Afwijken publieksgerichte beroeps- of bedrijfsactiviteit aan huis

 

Het bevoegd gezag kan een omgevingsvergunning verlenen voor het afwijken van het bepaalde in 5.4 onder c, teneinde binnen een woning en/of daarbij behorende bijgebouwen de uitoefening van een publieksgerichte beroeps- of bedrijfsactiviteiten aan huis toe te staan.
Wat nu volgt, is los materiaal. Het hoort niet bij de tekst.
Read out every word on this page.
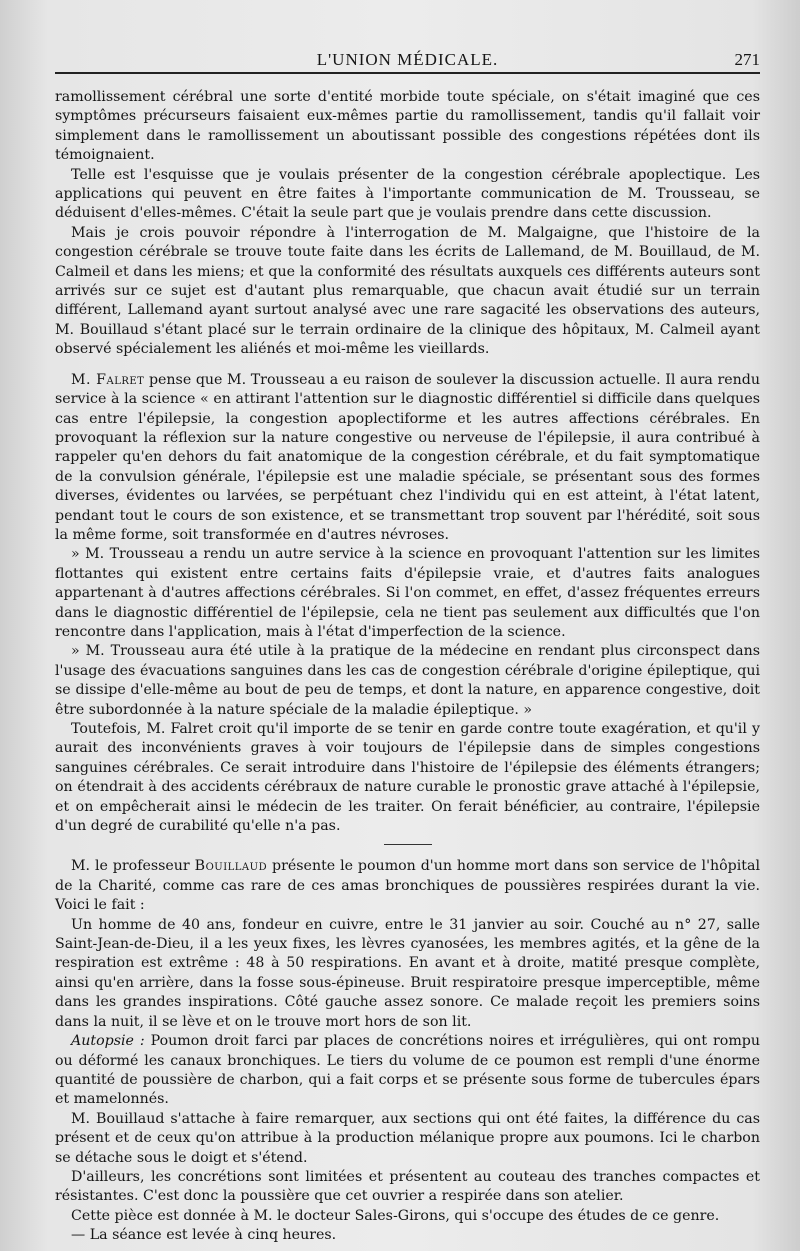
L'UNION MÉDICALE.	271

ramollissement cérébral une sorte d'entité morbide toute spéciale, on s'était imaginé que ces symptômes précurseurs faisaient eux-mêmes partie du ramollissement, tandis qu'il fallait voir simplement dans le ramollissement un aboutissant possible des congestions répétées dont ils témoignaient.

Telle est l'esquisse que je voulais présenter de la congestion cérébrale apoplectique. Les applications qui peuvent en être faites à l'importante communication de M. Trousseau, se déduisent d'elles-mêmes. C'était la seule part que je voulais prendre dans cette discussion.

Mais je crois pouvoir répondre à l'interrogation de M. Malgaigne, que l'histoire de la congestion cérébrale se trouve toute faite dans les écrits de Lallemand, de M. Bouillaud, de M. Calmeil et dans les miens; et que la conformité des résultats auxquels ces différents auteurs sont arrivés sur ce sujet est d'autant plus remarquable, que chacun avait étudié sur un terrain différent, Lallemand ayant surtout analysé avec une rare sagacité les observations des auteurs, M. Bouillaud s'étant placé sur le terrain ordinaire de la clinique des hôpitaux, M. Calmeil ayant observé spécialement les aliénés et moi-même les vieillards.

M. Falret pense que M. Trousseau a eu raison de soulever la discussion actuelle. Il aura rendu service à la science « en attirant l'attention sur le diagnostic différentiel si difficile dans quelques cas entre l'épilepsie, la congestion apoplectiforme et les autres affections cérébrales. En provoquant la réflexion sur la nature congestive ou nerveuse de l'épilepsie, il aura contribué à rappeler qu'en dehors du fait anatomique de la congestion cérébrale, et du fait symptomatique de la convulsion générale, l'épilepsie est une maladie spéciale, se présentant sous des formes diverses, évidentes ou larvées, se perpétuant chez l'individu qui en est atteint, à l'état latent, pendant tout le cours de son existence, et se transmettant trop souvent par l'hérédité, soit sous la même forme, soit transformée en d'autres névroses.

» M. Trousseau a rendu un autre service à la science en provoquant l'attention sur les limites flottantes qui existent entre certains faits d'épilepsie vraie, et d'autres faits analogues appartenant à d'autres affections cérébrales. Si l'on commet, en effet, d'assez fréquentes erreurs dans le diagnostic différentiel de l'épilepsie, cela ne tient pas seulement aux difficultés que l'on rencontre dans l'application, mais à l'état d'imperfection de la science.

» M. Trousseau aura été utile à la pratique de la médecine en rendant plus circonspect dans l'usage des évacuations sanguines dans les cas de congestion cérébrale d'origine épileptique, qui se dissipe d'elle-même au bout de peu de temps, et dont la nature, en apparence congestive, doit être subordonnée à la nature spéciale de la maladie épileptique. »

Toutefois, M. Falret croit qu'il importe de se tenir en garde contre toute exagération, et qu'il y aurait des inconvénients graves à voir toujours de l'épilepsie dans de simples congestions sanguines cérébrales. Ce serait introduire dans l'histoire de l'épilepsie des éléments étrangers; on étendrait à des accidents cérébraux de nature curable le pronostic grave attaché à l'épilepsie, et on empêcherait ainsi le médecin de les traiter. On ferait bénéficier, au contraire, l'épilepsie d'un degré de curabilité qu'elle n'a pas.

M. le professeur Bouillaud présente le poumon d'un homme mort dans son service de l'hôpital de la Charité, comme cas rare de ces amas bronchiques de poussières respirées durant la vie. Voici le fait :

Un homme de 40 ans, fondeur en cuivre, entre le 31 janvier au soir. Couché au n° 27, salle Saint-Jean-de-Dieu, il a les yeux fixes, les lèvres cyanosées, les membres agités, et la gêne de la respiration est extrême : 48 à 50 respirations. En avant et à droite, matité presque complète, ainsi qu'en arrière, dans la fosse sous-épineuse. Bruit respiratoire presque imperceptible, même dans les grandes inspirations. Côté gauche assez sonore. Ce malade reçoit les premiers soins dans la nuit, il se lève et on le trouve mort hors de son lit.

Autopsie : Poumon droit farci par places de concrétions noires et irrégulières, qui ont rompu ou déformé les canaux bronchiques. Le tiers du volume de ce poumon est rempli d'une énorme quantité de poussière de charbon, qui a fait corps et se présente sous forme de tubercules épars et mamelonnés.

M. Bouillaud s'attache à faire remarquer, aux sections qui ont été faites, la différence du cas présent et de ceux qu'on attribue à la production mélanique propre aux poumons. Ici le charbon se détache sous le doigt et s'étend.

D'ailleurs, les concrétions sont limitées et présentent au couteau des tranches compactes et résistantes. C'est donc la poussière que cet ouvrier a respirée dans son atelier.

Cette pièce est donnée à M. le docteur Sales-Girons, qui s'occupe des études de ce genre.

— La séance est levée à cinq heures.
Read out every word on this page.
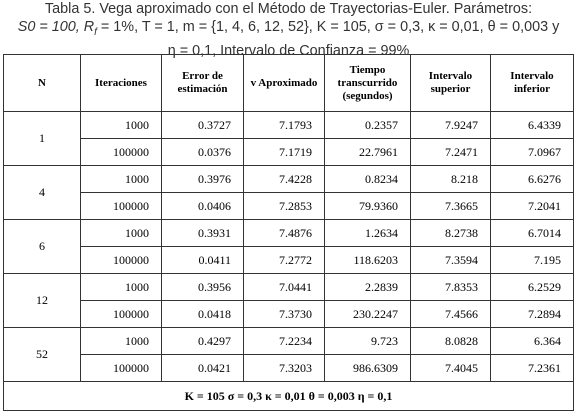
Tabla 5. Vega aproximado con el Método de Trayectorias-Euler. Parámetros:
S0 = 100, $R_f = 1\%$, T = 1, m = {1, 4, 6, 12, 52}, K = 105, σ = 0,3, κ = 0,01, θ = 0,003 y
η = 0,1, Intervalo de Confianza = 99%
N	Iteraciones	Error de estimación	v Aproximado	Tiempo transcurrido (segundos)	Intervalo superior	Intervalo inferior
1	1000	0.3727	7.1793	0.2357	7.9247	6.4339
	100000	0.0376	7.1719	22.7961	7.2471	7.0967
4	1000	0.3976	7.4228	0.8234	8.218	6.6276
	100000	0.0406	7.2853	79.9360	7.3665	7.2041
6	1000	0.3931	7.4876	1.2634	8.2738	6.7014
	100000	0.0411	7.2772	118.6203	7.3594	7.195
12	1000	0.3956	7.0441	2.2839	7.8353	6.2529
	100000	0.0418	7.3730	230.2247	7.4566	7.2894
52	1000	0.4297	7.2234	9.723	8.0828	6.364
	100000	0.0421	7.3203	986.6309	7.4045	7.2361
K = 105 σ = 0,3 κ = 0,01 θ = 0,003 η = 0,1						
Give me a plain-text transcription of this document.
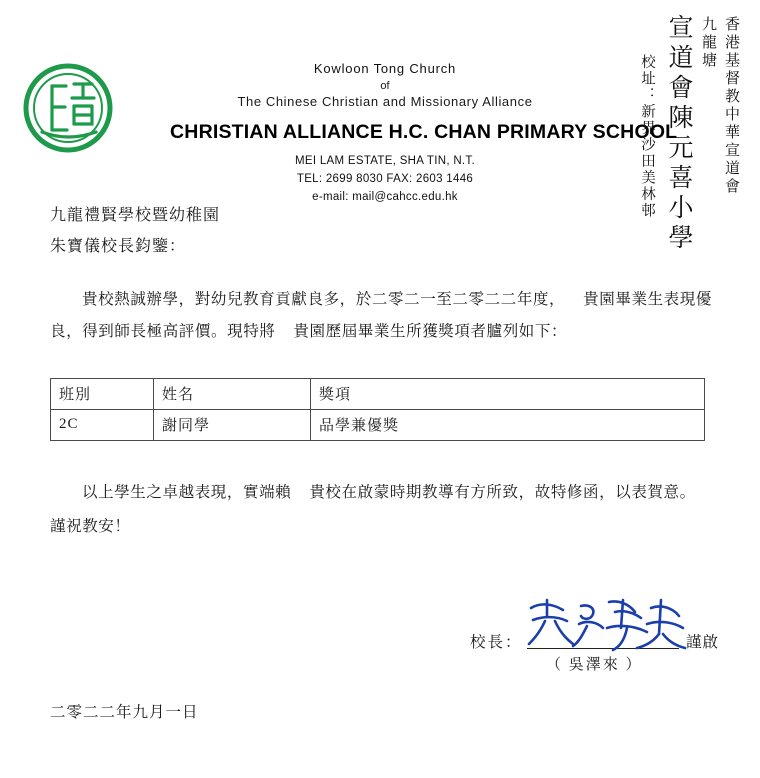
Kowloon Tong Church
of
The Chinese Christian and Missionary Alliance
CHRISTIAN ALLIANCE H.C. CHAN PRIMARY SCHOOL
MEI LAM ESTATE, SHA TIN, N.T.
TEL: 2699 8030 FAX: 2603 1446
e-mail: mail@cahcc.edu.hk
校址：新界沙田美林邨 宣道會陳元喜小學 九龍塘 香港基督教中華宣道會
九龍禮賢學校暨幼稚園
朱寶儀校長鈞鑒：
貴校熱誠辦學，對幼兒教育貢獻良多，於二零二一至二零二二年度， 貴園畢業生表現優良，得到師長極高評價。現特將 貴園歷屆畢業生所獲獎項者臚列如下：
班別	姓名	獎項
2C	謝同學	品學兼優獎
以上學生之卓越表現，實端賴 貴校在啟蒙時期教導有方所致，故特修函，以表賀意。
謹祝教安！
校長：	謹啟
（ 吳澤來 ）
二零二二年九月一日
Hiervoor dient aan de volgende criteria te worden voldaan:

 

 

a.

maximaal 50 m² van het vloeroppervlak van de woning (begane grond + verdiepingen) met inbegrip van gerealiseerde aan- en uitbouwen en bijgebouwen, mag worden gebruikt voor aan huis verbonden beroeps- of bedrijfsactiviteit;    

 

 

b.

degene die de activiteiten in de woning of het daarbij behorende bijgebouw zal uitvoeren, dient tevens de bewoner van de woning te zijn;

 

 

c.

het gebruik mag niet leiden tot een onevenredige aantasting van de verkeersontsluitings- en parkeersituatie ter plaatse;

 

 

d.

de activiteit dient qua aard, omvang en uitstraling te passen in een woonomgeving;

 

 

e.

afwijking ten behoeve van detailhandel is toegestaan;

 

 

f.

de noodzakelijke parkeervoorzieningen dienen bij voorkeur op eigen terrein te worden gesitueerd wanneer dat niet het geval is dient beoordeeld te worden of de parkeerdruk in de naaste omgeving als gevolg van de voorgenomen activiteiten niet onevenredig toeneemt.

 

 

 

 

 

 

 

5.6

Wijzigingsbevoegdheid

 

 

 

 

5.6.1

Wijziging bouwwijze

 

Het bevoegd gezag is bevoegd ingevolge artikel 3.6 onder a van de Wet ruimtelijke ordening, deze bestemming te wijzigen teneinde een andere bouwwijze toe te staan dan de bestaande, mits wordt voldaan aan de volgende voorwaarden:

 

 

a.

het aantal woningen blijft gelijk, met dien verstande dat splitsing van een woning is toegestaan, waarbij maximaal 1 woning mag worden toegevoegd;   

 

 

b.

de te realiseren woning(en) dient/dienen te passen binnen het gemeentelijke woningbouwprogramma;

 

 

c.

daar waar verandering van bouwwijze bestaat uit splitsing van een woning, bedraagt de inhoud van beide woningen minimaal 450 m3;

 

 

d.

er vindt geen onevenredige aantasting plaats van de gebruiksmogelijkheden van aangrenzende gronden en de belangen van derden mogen niet onevenredig worden geschaad;

 

 

e.

het  leidt niet tot een onevenredige aantasting van de stedenbouwkundige kwaliteit van de omgeving;

 

 

f.

het woon- en leefklimaat mogen niet onevenredig worden aangetast;

 

 

g.

de geluidbelasting vanwege het wegverkeer en/of railverkeer van geluidsgevoelige gebouwen is niet hoger dan de daarvoor geldende voorkeursgrenswaarde, of een reeds verkregen hogere grenswaarde ten tijde van het ter visie leggen van het ontwerp van dit bestemmingsplan;

 

 

h.

uit onderzoek dient te blijken dat de externe veiligheid voldoende gewaarborgd is.

 

 

 

 

5.6.2

Wijziging situering bouwvlak

 

Het bevoegd gezag is bevoegd ingevolge artikel 3.6 onder a van de Wet ruimtelijke ordening, deze bestemming te wijzigen teneinde het bouwvlak op een andere plaats op het bouwperceel te situeren, mits wordt voldaan aan de volgende voorwaarden:

 

 

a.

de maatvoeringseisen en bouwwijze mogen niet worden veranderd;

 

 

b.

het aantal maximaal toegestane woningen per bouwperceel blijft gelijk;

 

 

c.

het leidt niet tot een onevenredige aantasting van de stedenbouwkundige kwaliteit van de omgeving;

 

 

d.

er vindt geen onevenredige aantasting plaats van de gebruiksmogelijkheden van aangrenzende gronden en de belangen van derden mogen niet onevenredig worden geschaad;

 

 

e.

het woon- en leefklimaat mogen niet onevenredig worden aangetast;

 

 

f.

de geluidbelasting vanwege het wegverkeer en/of railverkeer van geluidsgevoelige gebouwen is niet hoger dan de daarvoor geldende voorkeursgrenswaarde, of een reeds verkregen hogere grenswaarde ten tijde van het ter visie leggen van het ontwerp van dit bestemmingsplan;

 

 

g.

uit onderzoek dient te blijken dat de externe veiligheid voldoende gewaarborgd is.